Thanks for all your help (and again I aplogozie for the messy code. Currently I’m testing for consistency and doing quick changes do the code to see if it makes a difference rather than focusing on the code. I will clean it up once the driveteam is practing their driving).

It seems like it’s a motor problem but even after I swapped out the motors the issue is still present. I’ll try rebuilding the code to see if it makes any difference.

No need to apologize, quick code for testing is often less than perfect, perhaps we should not comment on code style as you did not ask us for that.

That makes complete sense, my usual assumption is that the few lines of code here would operate in less than 1mS. There are a few speed tests we did last year here to give you an idea of how fast things run.

So have you tried killing the PID loop and sending 0 power to the motors when you have lost control yet ?

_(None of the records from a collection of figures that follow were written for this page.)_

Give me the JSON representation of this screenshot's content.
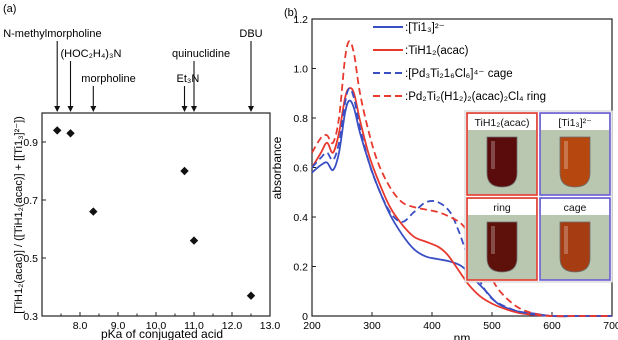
{
  "chart_data": [
    {
      "type": "scatter",
      "panel_label": "(a)",
      "xlabel": "pKa of conjugated acid",
      "ylabel": "[TiH1₂(acac)] / ([TiH1₂(acac)] + [[Ti1₃]²⁻])",
      "xlim": [
        7.0,
        13.0
      ],
      "ylim": [
        0.3,
        1.0
      ],
      "xticks": [
        "8.0",
        "9.0",
        "10.0",
        "11.0",
        "12.0",
        "13.0"
      ],
      "yticks": [
        "0.3",
        "0.5",
        "0.7",
        "0.9"
      ],
      "grid": false,
      "points": [
        {
          "x": 7.4,
          "y": 0.94
        },
        {
          "x": 7.75,
          "y": 0.93
        },
        {
          "x": 8.35,
          "y": 0.66
        },
        {
          "x": 10.75,
          "y": 0.8
        },
        {
          "x": 11.0,
          "y": 0.56
        },
        {
          "x": 12.5,
          "y": 0.37
        }
      ],
      "annotations": [
        {
          "text": "N-methylmorpholine",
          "x": 7.4
        },
        {
          "text": "(HOC₂H₄)₃N",
          "x": 7.75
        },
        {
          "text": "morpholine",
          "x": 8.35
        },
        {
          "text": "quinuclidine",
          "x": 11.0
        },
        {
          "text": "Et₃N",
          "x": 10.75
        },
        {
          "text": "DBU",
          "x": 12.5
        }
      ]
    },
    {
      "type": "line",
      "panel_label": "(b)",
      "xlabel": "nm",
      "ylabel": "absorbance",
      "xlim": [
        200,
        700
      ],
      "ylim": [
        0,
        1.2
      ],
      "xticks": [
        "200",
        "300",
        "400",
        "500",
        "600",
        "700"
      ],
      "yticks": [
        "0",
        "0.2",
        "0.4",
        "0.6",
        "0.8",
        "1.0",
        "1.2"
      ],
      "grid": false,
      "legend_position": "top-right",
      "series": [
        {
          "name": ":[Ti1₃]²⁻",
          "color": "#3a4fc4",
          "dash": false,
          "x": [
            200,
            215,
            225,
            235,
            245,
            255,
            262,
            270,
            280,
            295,
            310,
            330,
            350,
            370,
            390,
            410,
            430,
            450,
            470,
            490,
            510,
            540,
            570,
            600,
            650,
            700
          ],
          "y": [
            0.58,
            0.61,
            0.62,
            0.59,
            0.66,
            0.82,
            0.87,
            0.84,
            0.74,
            0.62,
            0.52,
            0.41,
            0.33,
            0.27,
            0.24,
            0.23,
            0.22,
            0.2,
            0.15,
            0.1,
            0.05,
            0.02,
            0.01,
            0.0,
            0.0,
            0.0
          ]
        },
        {
          "name": ":TiH1₂(acac)",
          "color": "#e8392f",
          "dash": false,
          "x": [
            200,
            215,
            225,
            235,
            245,
            255,
            262,
            270,
            280,
            295,
            310,
            330,
            350,
            370,
            390,
            410,
            425,
            440,
            460,
            480,
            500,
            520,
            550,
            600,
            650,
            700
          ],
          "y": [
            0.6,
            0.66,
            0.7,
            0.66,
            0.74,
            0.88,
            0.92,
            0.9,
            0.79,
            0.65,
            0.55,
            0.44,
            0.37,
            0.32,
            0.3,
            0.28,
            0.25,
            0.2,
            0.13,
            0.08,
            0.05,
            0.03,
            0.01,
            0.0,
            0.0,
            0.0
          ]
        },
        {
          "name": ":[Pd₃Ti₂1₆Cl₆]⁴⁻ cage",
          "color": "#3a4fc4",
          "dash": true,
          "x": [
            200,
            215,
            225,
            235,
            245,
            255,
            262,
            270,
            280,
            295,
            310,
            330,
            350,
            370,
            390,
            410,
            430,
            445,
            460,
            480,
            500,
            530,
            560,
            600,
            650,
            700
          ],
          "y": [
            0.6,
            0.64,
            0.66,
            0.63,
            0.7,
            0.86,
            0.92,
            0.88,
            0.76,
            0.62,
            0.52,
            0.42,
            0.38,
            0.42,
            0.46,
            0.46,
            0.42,
            0.34,
            0.24,
            0.14,
            0.07,
            0.03,
            0.01,
            0.0,
            0.0,
            0.0
          ]
        },
        {
          "name": ":Pd₂Ti₂(H1₂)₂(acac)₂Cl₄ ring",
          "color": "#e8392f",
          "dash": true,
          "x": [
            200,
            215,
            225,
            235,
            245,
            255,
            262,
            270,
            280,
            295,
            310,
            330,
            350,
            370,
            390,
            410,
            430,
            450,
            470,
            490,
            510,
            540,
            570,
            600,
            650,
            700
          ],
          "y": [
            0.66,
            0.72,
            0.73,
            0.7,
            0.8,
            1.04,
            1.11,
            1.06,
            0.9,
            0.74,
            0.62,
            0.52,
            0.46,
            0.44,
            0.43,
            0.42,
            0.4,
            0.37,
            0.3,
            0.2,
            0.11,
            0.04,
            0.01,
            0.0,
            0.0,
            0.0
          ]
        }
      ],
      "inset_photos": [
        {
          "label": "TiH1₂(acac)",
          "frame": "#e8392f",
          "liquid": "#5a0b0b"
        },
        {
          "label": "[Ti1₃]²⁻",
          "frame": "#6a5bd6",
          "liquid": "#b5470f"
        },
        {
          "label": "ring",
          "frame": "#e8392f",
          "liquid": "#5e100b"
        },
        {
          "label": "cage",
          "frame": "#6a5bd6",
          "liquid": "#a63c12"
        }
      ]
    }
  ]
}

That’s okay. Any comments / concerns are welcomed. Since I have other tasks other than being the programmer on the team I often cannot spend time to perfect the style of the code. And I appreciate all the resources you have found for programming! I’ll take a look at it and adapt to a particular one and use the generic drive code I have for practice.

Yes I have tried that and the motors do seem to reset and work back again. Then I took the PID off completely and just use manual control and even with load (6+elements) the motors didn’t time out at all so I figured out it wasn’t the motors.

I rewrote the control loop and now it’s running fine (a lot simpler and cleaner too). I couldn’t find any logic error or odd behavior for any of the variables but the new code seems to work. Thank you for all your help!